Many of the young people who are classified as “binge” drinkers or who drink a lot, do it because they enjoy it. They get excitement and a positive “collective” feeling from drinking and being out on the streets. If that’s all you’ve got, is it really the place of politicians to stamp down on it? The problem is the fighting and different types of crime that accompany “binge” drinking — their peers, the elderly, their parents, communities shouldn’t be subjected to violence and abusive behaviour of some youth. So what is the answer?

The Home Secretary, Jacqui Smith has some answers. She has said that the government will use many routes to change the behaviour of disorderly and drunk young people. Along with existing family interventions into “problem cases” there will be more parenting programmes, contracts committing parents to an authorised method of parenting. Schools will be made to clamp down harder on the “problem cases” — no doubt making them even more isolated from their teachers and motivated peers.

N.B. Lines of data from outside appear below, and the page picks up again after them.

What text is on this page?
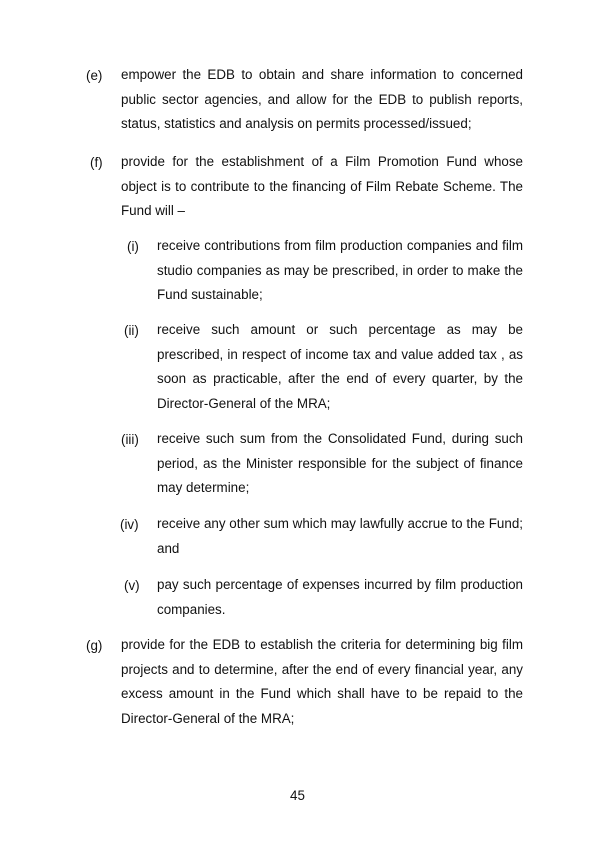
(e) empower the EDB to obtain and share information to concerned public sector agencies, and allow for the EDB to publish reports, status, statistics and analysis on permits processed/issued;
(f) provide for the establishment of a Film Promotion Fund whose object is to contribute to the financing of Film Rebate Scheme. The Fund will –
(i) receive contributions from film production companies and film studio companies as may be prescribed, in order to make the Fund sustainable;
(ii) receive such amount or such percentage as may be prescribed, in respect of income tax and value added tax , as soon as practicable, after the end of every quarter, by the Director-General of the MRA;
(iii) receive such sum from the Consolidated Fund, during such period, as the Minister responsible for the subject of finance may determine;
(iv) receive any other sum which may lawfully accrue to the Fund; and
(v) pay such percentage of expenses incurred by film production companies.
(g) provide for the EDB to establish the criteria for determining big film projects and to determine, after the end of every financial year, any excess amount in the Fund which shall have to be repaid to the Director-General of the MRA;
45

Police will confiscate alcohol from young people and prosecute more of the shops that sell booze to underage customers.

In a gesture to appease those who think that policy should be more than just punishments, the Home Office has also said local services will be “more responsive” to local people and there will be more activities for young people. “More responsive” like “ more choice” in the vocabulary of New Labour will probably have some privatisation, contracted-out agenda attached to it.

And recent proposals for extra curricular activities have included the training and deployment of working class youth to the Middle East on imperialist adventures — can we expect more of this in the future?

Everybody in this debate has missed (or rather ignored) the only response that will really change the status and outlook of alienated youth: the positive collective action of the youth themselves; the knowledge that as an organised class, with their peers and their communities, they can do something to change “sink estates”, fight for better jobs, education and training and challenge the ever-more complex ways the authorities blame and shame them.

New Labour’s policies are a diversionary tactic to pull attention away from working class self-empowerment by focussing on a “national crisis” and a “national effort”.

Such a response is typical of a government that responds to fears and scare-mongering within the middle classes — be it immigration, obesity, terrorism, climate change or education — with a call for the nation to get active, for “stakeholders” together to find solutions.

But where are the young people themselves in this series of great national efforts? Who are the people representing them? Are they taking part in discussion about new home building? Are they involved in creating inspiring estates and public spaces? Or are developers given a free reign in constructing more glass-fronted, chrome-laden blocks of expensive flats?

Is the school curriculum being amended to shape education to fill the intellectual, emotional and practical needs of young people? Or are schools and colleges filling timetables with uninspiring vocational courses that pander to a stratified labour market, that separate people out into historians and hairdressers (the idea being that you cannot be both)?

New Labour poses as a neutral arbiter between competing interests in pluralist society. In fact it wants to be a bureaucratic enforcer of a morally homogenous nation.

Seeking to create from on high a “culture of respect” using a combination of family policing, the education system and shallow spin politics, can only side-step the hard underlying socio-economic issues.

They want to erect a barrier of moralism between the civilised middle class and the “swinish multitude” whilst talking abstractly and pointlessly about bringing communities together.

Working people within the labour movement should draw sobering lessons from this approach to young people: when your representatives mix utopian rhetoric with “paternalist libertarianism”, add privatisation to further distance communities from control over their homes, services and environment, you have a disastrous future for children.